The beauty of Old Navy is that since they sell a large assortment of basics, there is always something you “need”, a new pair of khaki shorts and a $9 solid polo that looks good, oh it is only $9 with my $1 flip flops. See what I am getting at?
Old Navy will drive greater traffic to stores and cross sell/up-sell once the patrons are there. Time this with the July 4th week, where many will be with family and loved ones heading to barbeques and the beach (I will most likely be working…) and you have the perfect demand shaping opportunity.
Old Navy has found a way to elicit an emotion and behavior with something as banal as a flip flop that as one of the comments on the Old Navy Facebook page pointed out, are always a dollar at the Dollar Store! I am sure their in store sales during this $1 sale are very healthy. A Sale, cannot be over used, otherwise it will lose its appeal. If Old Navy started having these sales all the time – $1 flip flops – the appeal would wane. Timing and strategic use of Sales are right on.

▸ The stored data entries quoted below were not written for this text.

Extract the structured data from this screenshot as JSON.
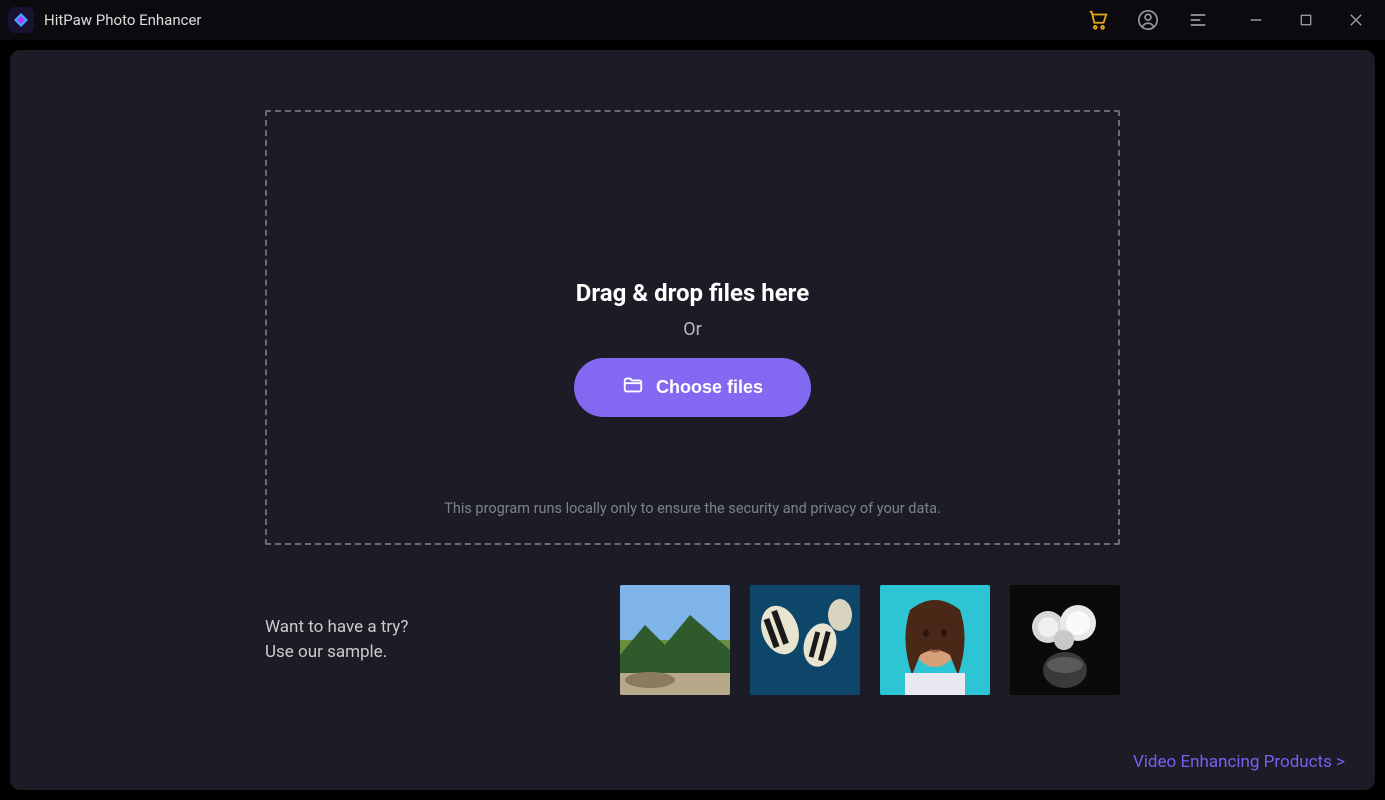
{
  "app": {
    "title": "HitPaw Photo Enhancer"
  },
  "dropzone": {
    "heading": "Drag & drop files here",
    "or": "Or",
    "choose_label": "Choose files",
    "privacy": "This program runs locally only to ensure the security and privacy of your data."
  },
  "sample": {
    "line1": "Want to have a try?",
    "line2": "Use our sample."
  },
  "thumbs": [
    {
      "name": "sample-landscape"
    },
    {
      "name": "sample-fish"
    },
    {
      "name": "sample-portrait"
    },
    {
      "name": "sample-flowers"
    }
  ],
  "footer": {
    "link": "Video Enhancing Products >"
  }
}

As a business, think about what offerings you could make to illicit this reaction and ability to shape demand. This is not just for the B2C world either. It does not have to be a promotion, but it can be some event (and not simply a user conference type event) that is anticipated and drives attention.
Otherwise, I will see you at Old Navy. I have a $2 bill, 7 quarters, 8 dimes, 2 nickels and 35 pennies lying around. I “need” my flip flops!